Only the good thinkers can understand 2020 lesson, the year made us understand anything can happen so don't postpone, do whatever you ha e in mind

Thank you, man! 2020 is offering its fair share of lessons, that's for sure. I hope all is well with you!

We've been touched by Alzheimer's in my family. My Nana had it for a couple of years (at least) before another ailment ended the struggle. I saw what it did to my mum and it was tough, so tough to hear. She kept a lot of things from me about the experience that I'm still hearing of, 9 years on.

This year I decided I would try to reach 2,020km by a combination of running and hiking to raise money for Alzheimer's Society charity and, as I sit here listening to the rain thinking "I don't want to go out in that", reading your post has inspired to me to go out in that and take a few more steps to the finish line.

Take care mate.

Thanks for the comment @nickyhavey. I'm sorry your family had to deal with it. This disease is particularly difficult for the family members that have to witness it.

That's a great thing you're doing! Best of luck in reaching your goal! Take care of yourself.

Yeah it's horrible mate, wouldn't wish it on anyone and every time I hear another story of an affected family, well, it brings up the emotions again. It's like that person is there, but they're not there, it's just the shell that some demon has started possessing. It's hard to adjust that the real family member affected is not the same person.

I did like your theory in the post about how Alzheimer's is the amalgamation of all the negative thoughts - it's a good deterrent if you have seen how the condition affects others and spread the positivity, which is something we need more of in these difficult times.
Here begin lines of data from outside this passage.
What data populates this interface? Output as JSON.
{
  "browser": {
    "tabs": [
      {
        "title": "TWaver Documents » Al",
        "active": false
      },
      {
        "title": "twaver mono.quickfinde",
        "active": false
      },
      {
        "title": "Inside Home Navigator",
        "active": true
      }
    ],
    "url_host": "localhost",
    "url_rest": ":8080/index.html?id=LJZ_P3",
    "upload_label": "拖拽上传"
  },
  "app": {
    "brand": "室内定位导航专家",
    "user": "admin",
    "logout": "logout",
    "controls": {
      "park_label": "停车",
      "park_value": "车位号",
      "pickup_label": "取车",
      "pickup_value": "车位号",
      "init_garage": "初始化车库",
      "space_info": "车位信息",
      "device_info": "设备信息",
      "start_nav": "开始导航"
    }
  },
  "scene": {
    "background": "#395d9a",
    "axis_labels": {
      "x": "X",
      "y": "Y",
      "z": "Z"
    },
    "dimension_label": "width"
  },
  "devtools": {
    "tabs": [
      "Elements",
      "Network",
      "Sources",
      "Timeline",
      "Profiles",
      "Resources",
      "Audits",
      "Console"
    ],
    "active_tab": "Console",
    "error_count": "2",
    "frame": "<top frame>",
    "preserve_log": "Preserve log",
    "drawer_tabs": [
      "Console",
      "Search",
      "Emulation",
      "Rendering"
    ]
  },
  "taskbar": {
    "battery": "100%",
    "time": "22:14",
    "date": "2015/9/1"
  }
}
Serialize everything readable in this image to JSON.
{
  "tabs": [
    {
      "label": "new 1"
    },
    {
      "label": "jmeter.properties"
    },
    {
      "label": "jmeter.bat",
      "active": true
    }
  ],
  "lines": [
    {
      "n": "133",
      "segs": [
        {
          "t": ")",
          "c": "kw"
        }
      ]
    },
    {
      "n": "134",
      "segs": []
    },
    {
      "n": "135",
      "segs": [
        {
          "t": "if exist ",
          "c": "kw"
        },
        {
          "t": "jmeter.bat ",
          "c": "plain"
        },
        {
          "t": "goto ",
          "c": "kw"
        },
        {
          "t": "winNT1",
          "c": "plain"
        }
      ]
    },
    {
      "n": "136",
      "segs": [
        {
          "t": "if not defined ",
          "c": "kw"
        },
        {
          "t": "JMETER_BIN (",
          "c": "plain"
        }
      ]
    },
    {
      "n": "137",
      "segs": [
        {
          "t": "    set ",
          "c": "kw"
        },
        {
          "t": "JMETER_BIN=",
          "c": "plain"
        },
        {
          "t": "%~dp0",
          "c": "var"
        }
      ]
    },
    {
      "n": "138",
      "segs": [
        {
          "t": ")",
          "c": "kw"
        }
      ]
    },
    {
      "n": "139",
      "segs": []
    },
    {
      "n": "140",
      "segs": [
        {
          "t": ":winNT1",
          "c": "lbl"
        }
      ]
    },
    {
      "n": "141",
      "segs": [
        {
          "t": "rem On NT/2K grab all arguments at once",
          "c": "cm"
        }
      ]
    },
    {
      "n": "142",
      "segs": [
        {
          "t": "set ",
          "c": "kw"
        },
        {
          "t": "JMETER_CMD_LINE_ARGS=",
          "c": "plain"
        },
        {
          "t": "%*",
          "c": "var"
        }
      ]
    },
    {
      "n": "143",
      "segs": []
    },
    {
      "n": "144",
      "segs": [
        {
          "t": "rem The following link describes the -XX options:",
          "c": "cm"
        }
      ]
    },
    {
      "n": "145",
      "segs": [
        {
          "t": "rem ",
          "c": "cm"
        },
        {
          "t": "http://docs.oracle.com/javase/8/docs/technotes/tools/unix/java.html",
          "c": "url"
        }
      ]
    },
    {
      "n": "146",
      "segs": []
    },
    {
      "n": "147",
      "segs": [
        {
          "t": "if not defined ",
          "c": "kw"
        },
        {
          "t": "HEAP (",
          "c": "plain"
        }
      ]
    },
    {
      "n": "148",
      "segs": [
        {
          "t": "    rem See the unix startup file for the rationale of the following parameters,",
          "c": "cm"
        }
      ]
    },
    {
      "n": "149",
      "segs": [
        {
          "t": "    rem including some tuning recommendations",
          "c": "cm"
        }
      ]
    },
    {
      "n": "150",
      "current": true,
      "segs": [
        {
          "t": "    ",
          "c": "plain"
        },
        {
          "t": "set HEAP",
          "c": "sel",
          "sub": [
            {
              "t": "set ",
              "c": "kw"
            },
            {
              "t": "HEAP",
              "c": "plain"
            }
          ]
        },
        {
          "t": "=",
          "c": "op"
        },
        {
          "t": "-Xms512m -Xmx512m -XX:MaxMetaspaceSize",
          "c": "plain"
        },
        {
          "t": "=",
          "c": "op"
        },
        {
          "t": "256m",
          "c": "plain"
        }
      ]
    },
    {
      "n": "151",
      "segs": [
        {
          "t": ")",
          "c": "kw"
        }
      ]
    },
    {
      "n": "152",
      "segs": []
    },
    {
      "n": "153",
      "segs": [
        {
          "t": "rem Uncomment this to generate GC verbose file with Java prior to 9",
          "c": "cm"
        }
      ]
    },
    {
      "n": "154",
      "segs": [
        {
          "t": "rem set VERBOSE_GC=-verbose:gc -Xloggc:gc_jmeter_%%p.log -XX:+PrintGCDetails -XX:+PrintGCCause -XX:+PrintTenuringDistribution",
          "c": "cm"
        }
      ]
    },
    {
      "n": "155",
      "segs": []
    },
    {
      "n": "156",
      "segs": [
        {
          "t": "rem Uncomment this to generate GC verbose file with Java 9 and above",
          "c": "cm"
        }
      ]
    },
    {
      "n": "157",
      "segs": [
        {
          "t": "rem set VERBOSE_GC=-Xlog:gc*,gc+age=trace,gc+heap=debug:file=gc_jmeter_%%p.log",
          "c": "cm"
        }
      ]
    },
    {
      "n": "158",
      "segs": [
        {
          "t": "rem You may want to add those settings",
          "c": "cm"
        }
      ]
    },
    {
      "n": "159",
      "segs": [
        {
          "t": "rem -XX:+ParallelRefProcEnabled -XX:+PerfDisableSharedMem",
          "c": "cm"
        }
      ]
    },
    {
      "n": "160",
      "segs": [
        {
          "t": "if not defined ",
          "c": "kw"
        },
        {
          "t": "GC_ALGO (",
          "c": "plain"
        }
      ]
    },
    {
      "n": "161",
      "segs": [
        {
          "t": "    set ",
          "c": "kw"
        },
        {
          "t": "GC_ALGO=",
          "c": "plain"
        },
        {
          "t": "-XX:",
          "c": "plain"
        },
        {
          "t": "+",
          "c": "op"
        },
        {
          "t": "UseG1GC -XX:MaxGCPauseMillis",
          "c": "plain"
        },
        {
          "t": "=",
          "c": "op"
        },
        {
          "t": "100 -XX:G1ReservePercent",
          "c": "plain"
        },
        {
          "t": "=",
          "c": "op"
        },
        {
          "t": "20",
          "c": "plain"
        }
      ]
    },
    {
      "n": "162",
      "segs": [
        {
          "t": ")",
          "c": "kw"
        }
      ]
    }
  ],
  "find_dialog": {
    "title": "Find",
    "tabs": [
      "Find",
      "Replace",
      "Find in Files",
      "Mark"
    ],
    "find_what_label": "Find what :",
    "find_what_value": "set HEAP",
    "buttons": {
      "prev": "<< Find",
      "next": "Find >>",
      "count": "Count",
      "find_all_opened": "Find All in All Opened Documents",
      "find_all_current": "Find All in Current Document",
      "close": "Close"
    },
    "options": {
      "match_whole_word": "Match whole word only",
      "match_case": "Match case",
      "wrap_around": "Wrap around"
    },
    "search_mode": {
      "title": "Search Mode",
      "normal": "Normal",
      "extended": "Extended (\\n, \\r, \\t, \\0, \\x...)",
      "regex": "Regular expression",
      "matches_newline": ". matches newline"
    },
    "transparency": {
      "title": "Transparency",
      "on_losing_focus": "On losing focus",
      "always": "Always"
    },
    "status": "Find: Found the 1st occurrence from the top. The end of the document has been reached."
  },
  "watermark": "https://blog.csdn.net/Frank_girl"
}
Thanks man, just got to keep myself fit and well for these final few months and hope to get it done before Christmas 🙂

It is horrible and particularly frightening because there's so little we can do to prevent it. I know the mind has a lot of influence on our physical being so I think there could me some truth to those theories. I wish you well in meeting your goals, it's especially tough to stay fit as the days get shorter. I rode the bike today and it was only 48 (f) but it wasn't bad with gloves and a jacket. Cheers, man!

Yeah there could be some truth. How often does our body respond with illnesses when we are stressed or depressed - it's all part of the same thing ultimately. Think well, be well 🙂

Nice one on the bike ride! Yeah the evenings are drawing in and our clocks go back at the end of the month so it adds to the challenge but exercise is a great way to get the endorphins going all year round

True, when we're stressed or depressed in suppresses our immune system. They're finding Alzheimers is a bit like coronary artery disease because plaque builds in the brain, causing the memory issues.

Man, I have no idea what I'm going to do once it gets too cold here to ride. Those bike rides have been my savior this summer/fall. We had a gym membership last year but we don't feel comfortable going now because of Covid. We do have an exercise bike so I guess that'll have to do. My Russian kettlebells have worked out well too instead of regular free weights.